A federal judge in Savannah has made it considerably more difficult to bring massive class-action claims against banks.

U.S. District Judge William T. Moore Jr. ruled July 11 that a class action against H&R Block and five lenders was simply too complex to go forward. The judge, instead, ordered the parties to file individual cases against the six companies or to drop their claims.

Banking lawyers hailed the ruling, saying the 52-page decision provides a blueprint for judges to eliminate other class actions consumers have filed against banks.

"This case will serve as an important precedent for other banks trying to block certification of a class where the plaintiffs are asserting civil racketeering, state unfair practices, or fraud charges," said Alan Kaplinsky, a partner at the Philadelphia law firm of Ballard, Spahr, Andrews & Ingersoll, which represented several of the lenders.

"This reaffirms what the courts have said in the nonbanking context," agreed Jeffrey S. Saltz, a partner at the Philadelphia law firm of Wolf, Block, Schorr and Sollis-Cohen. "Certifying a class action for a fraud just leads to too many problems."
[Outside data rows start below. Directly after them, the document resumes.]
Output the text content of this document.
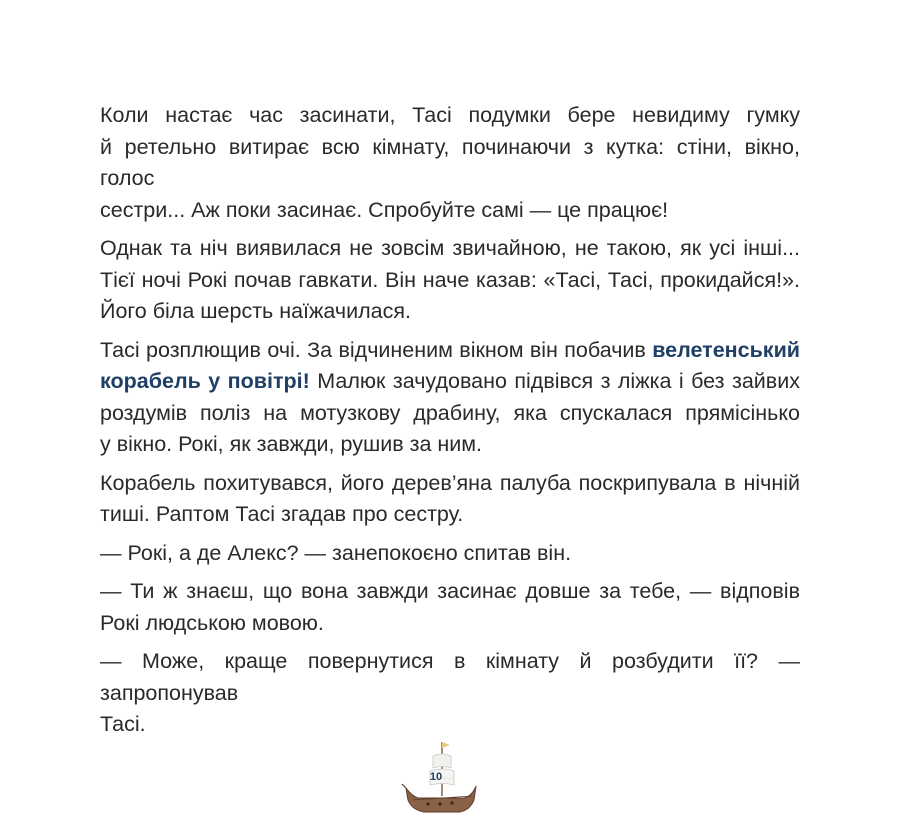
Коли настає час засинати, Тасі подумки бере невидиму гумку
й ретельно витирає всю кімнату, починаючи з кутка: стіни, вікно, голос
сестри... Аж поки засинає. Спробуйте самі — це працює!

Однак та ніч виявилася не зовсім звичайною, не такою, як усі інші...
Тієї ночі Рокі почав гавкати. Він наче казав: «Тасі, Тасі, прокидайся!».
Його біла шерсть наїжачилася.

Тасі розплющив очі. За відчиненим вікном він побачив велетенський
корабель у повітрі! Малюк зачудовано підвівся з ліжка і без зайвих
роздумів поліз на мотузкову драбину, яка спускалася прямісінько
у вікно. Рокі, як завжди, рушив за ним.

Корабель похитувався, його дерев’яна палуба поскрипувала в нічній
тиші. Раптом Тасі згадав про сестру.

— Рокі, а де Алекс? — занепокоєно спитав він.

— Ти ж знаєш, що вона завжди засинає довше за тебе, — відповів
Рокі людською мовою.

— Може, краще повернутися в кімнату й розбудити її? — запропонував
Тасі.

10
Class actions have become an increasingly potent weapon against banks. A lawyer consolidates scores of similar grievances against an institution and then files a single suit. The lawyer normally receives fees and a percentage of the award. The rest is split among the consumers. The suits typically accuse a bank of improperly disclosing a fee or loan term.

Judge Moore said that although there is nothing inherently wrong with class actions, they don't work when millions of consumers have to prove they relied on inaccurate information provided by a bank.

The problem, the judge said, is that the bank has to question each plaintiff individually to learn if the person really relied on the allegedly inaccurate information. That becomes an administrative nightmare, he said. The parties would be better off filing separate suits, he said.

"With a class of this size, effective management of the case cannot be realized," the judge wrote.

The decision stems from H&R Block's rapid refund program, which offers short-term loans to taxpayers who file their returns electronically.

A group of consumers charged they didn't realize they were applying for a loan when they used the rapid refund. Rather, they thought they were just getting their refund sooner. They sued H&R Block and the lenders, claiming violations of the antiracketeering and consumer protection laws.

The battle isn't over yet. Lawyers for the consumers have appealed the case to the U.S. Court of Appeals in Atlanta. They assert that the judge can allow the case to proceed by simply presuming that all the customers relied on misleading information.

"If, as the trial court has held, class-wide reliance of defendant's material misrepresentations cannot be presumed at the certification stage, large fraud class actions will virtually never be possible," the consumers said in the appeal.

But the banks countered yesterday, saying in a brief that the judge was correct when he ruled that the case was unmanageable. They cited dozens of cases supporting a judge's right to make this call.